Prakash Raj and Devyani have their moments in Swarnamukhi.  But if they were to honestly introspect on this film, they would be the first two people to admit that it is Parthiban that dominates this film from the 40-minute point to the finish. (I couldn’t say “start to finish” since he makes his entry around three quarters into the first hour!)  People typically wax eloquent about just the ingenuity, wit and sarcasm of his lines.  But in Swarnamukhi, he is a magnetic presence.  His body language is so assured, his large eyes so evocative and the vocal intonations pitch perfect that it is impossible to take your eyes off him.  Even his use of props like the bubble gum, Swarna’s slippers, the thaali, the anklet bell and the kari (with which he writes Swarna’s name all over the walls of his room) is expertly purposeful.  Every prop he uses gets a completely unexpected ‘climax’ of its own, none more so than the kari, which is part of the stunning sequence which I am about to describe.

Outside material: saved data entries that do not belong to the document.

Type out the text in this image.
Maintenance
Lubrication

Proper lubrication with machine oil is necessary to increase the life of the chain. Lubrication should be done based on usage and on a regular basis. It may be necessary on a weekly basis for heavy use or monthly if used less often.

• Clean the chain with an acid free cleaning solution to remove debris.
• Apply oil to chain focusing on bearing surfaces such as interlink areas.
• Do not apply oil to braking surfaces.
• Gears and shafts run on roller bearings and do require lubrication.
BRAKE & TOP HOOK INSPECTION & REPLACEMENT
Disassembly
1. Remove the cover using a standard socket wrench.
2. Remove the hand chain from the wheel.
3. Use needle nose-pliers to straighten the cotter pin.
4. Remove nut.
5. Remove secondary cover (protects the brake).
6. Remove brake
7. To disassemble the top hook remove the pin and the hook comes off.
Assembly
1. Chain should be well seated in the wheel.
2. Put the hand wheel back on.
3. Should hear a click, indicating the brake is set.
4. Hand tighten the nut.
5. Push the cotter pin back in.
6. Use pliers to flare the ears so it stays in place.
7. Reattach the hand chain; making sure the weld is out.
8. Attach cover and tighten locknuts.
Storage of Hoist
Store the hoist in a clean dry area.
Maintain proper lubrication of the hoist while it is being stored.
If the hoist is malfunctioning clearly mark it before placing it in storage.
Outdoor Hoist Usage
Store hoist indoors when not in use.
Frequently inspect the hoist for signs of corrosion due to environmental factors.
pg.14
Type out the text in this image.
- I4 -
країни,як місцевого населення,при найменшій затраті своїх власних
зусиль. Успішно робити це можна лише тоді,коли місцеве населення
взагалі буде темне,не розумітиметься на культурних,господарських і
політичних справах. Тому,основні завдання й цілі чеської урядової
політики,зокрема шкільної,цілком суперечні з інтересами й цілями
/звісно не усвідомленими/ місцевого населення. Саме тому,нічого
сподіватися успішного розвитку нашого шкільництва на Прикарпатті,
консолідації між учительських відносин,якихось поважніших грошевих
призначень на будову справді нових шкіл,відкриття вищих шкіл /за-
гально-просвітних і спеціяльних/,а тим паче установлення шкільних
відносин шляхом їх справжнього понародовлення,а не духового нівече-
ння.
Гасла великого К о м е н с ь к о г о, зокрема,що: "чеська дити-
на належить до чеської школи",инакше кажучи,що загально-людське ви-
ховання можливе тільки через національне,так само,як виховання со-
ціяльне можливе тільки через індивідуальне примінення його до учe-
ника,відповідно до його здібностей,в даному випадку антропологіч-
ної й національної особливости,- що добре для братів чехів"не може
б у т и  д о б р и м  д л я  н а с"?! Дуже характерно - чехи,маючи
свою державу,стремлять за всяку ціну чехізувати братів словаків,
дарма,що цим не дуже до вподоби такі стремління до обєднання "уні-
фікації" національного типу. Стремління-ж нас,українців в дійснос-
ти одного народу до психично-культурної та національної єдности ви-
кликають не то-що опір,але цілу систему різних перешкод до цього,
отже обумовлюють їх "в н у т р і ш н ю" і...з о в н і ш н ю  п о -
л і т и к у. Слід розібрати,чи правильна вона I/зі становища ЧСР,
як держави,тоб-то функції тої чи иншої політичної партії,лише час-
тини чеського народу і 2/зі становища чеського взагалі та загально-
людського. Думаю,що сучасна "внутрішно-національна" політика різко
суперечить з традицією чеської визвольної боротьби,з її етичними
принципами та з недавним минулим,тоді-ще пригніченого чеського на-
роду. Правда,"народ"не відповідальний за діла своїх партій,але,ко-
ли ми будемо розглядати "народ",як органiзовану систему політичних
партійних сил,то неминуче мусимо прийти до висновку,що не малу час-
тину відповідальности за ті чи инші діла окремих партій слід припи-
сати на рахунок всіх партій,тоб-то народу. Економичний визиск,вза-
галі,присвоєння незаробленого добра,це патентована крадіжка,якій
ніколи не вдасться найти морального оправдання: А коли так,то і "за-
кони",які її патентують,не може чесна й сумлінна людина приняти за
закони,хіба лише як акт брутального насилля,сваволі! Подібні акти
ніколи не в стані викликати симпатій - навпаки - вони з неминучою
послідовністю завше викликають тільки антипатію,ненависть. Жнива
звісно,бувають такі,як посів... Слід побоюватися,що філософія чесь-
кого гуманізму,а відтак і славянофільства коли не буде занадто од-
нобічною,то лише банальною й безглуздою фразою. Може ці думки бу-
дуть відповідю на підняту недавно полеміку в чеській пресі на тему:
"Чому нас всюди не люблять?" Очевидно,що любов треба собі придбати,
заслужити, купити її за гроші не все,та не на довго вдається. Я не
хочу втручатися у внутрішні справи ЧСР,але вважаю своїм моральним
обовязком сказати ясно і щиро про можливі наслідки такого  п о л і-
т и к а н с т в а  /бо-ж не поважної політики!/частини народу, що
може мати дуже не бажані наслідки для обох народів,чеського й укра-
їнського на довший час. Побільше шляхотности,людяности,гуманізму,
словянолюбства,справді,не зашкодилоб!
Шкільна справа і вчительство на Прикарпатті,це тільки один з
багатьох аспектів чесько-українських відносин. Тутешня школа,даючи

There is a nine-minute sequence which spans across two scenes - Swarna’s mother visits Pandian to request him to gracefully exit Swarna’s life, thereby allowing Swarna and Aakash to unite.  A maelstrom of escalating emotions from anger to indignation to devastation envelops Pandian.  This is where Parthiban summons all his acting chops.  The way he implodes with grief (once Fathima Babu leaves the house) is deeply moving – the manner in which he collapses to the floor is just about the perfect finish to this scene.  In what is an inspired editing choice, we cut straight to Devyani’s house.  The mirudangam that accompanies Parthiban’s entry into the house (slippers in hand) adds to the menace and sets up the scene brilliantly.  What follows is a tirade where Parthiban’s dialogue delivery is seen in its full glory – note the way his voice cracks when he says, “manasu poora nee thaan dee irukkey…”

Click on the play button below to go directly to this sequence:
The movie has a melodramatic, slightly contrived finish (starting at the 2 hr 25 min point in the video above), where Pandian pretends to be a lustful, vengeful devil in order to unite Swarna and Aakash without letting them know of his sacrifice.  Here again, Parthiban skillfully juggles between several notes in his performance, always seamless in transition, never discordant.  The final line of the movie is an apt culmination of this actor’s showcase -- in a standout acting moment, he fiddles with the anklet bell (that is hanging around his neck) as he talks about fading out of Swarna's life.  As the character extricates himself as a point from the love triangle, the actor simultaneously finishes etching an indelible mark in the minds of the viewers.  As an unabashed admirer of the actor, I can only hope that he gets to make a mark in many more impactful pictures.  I have reason to be hopeful because the imprints of a man who has chalked out his own paadhai seldom get erased by time or tide!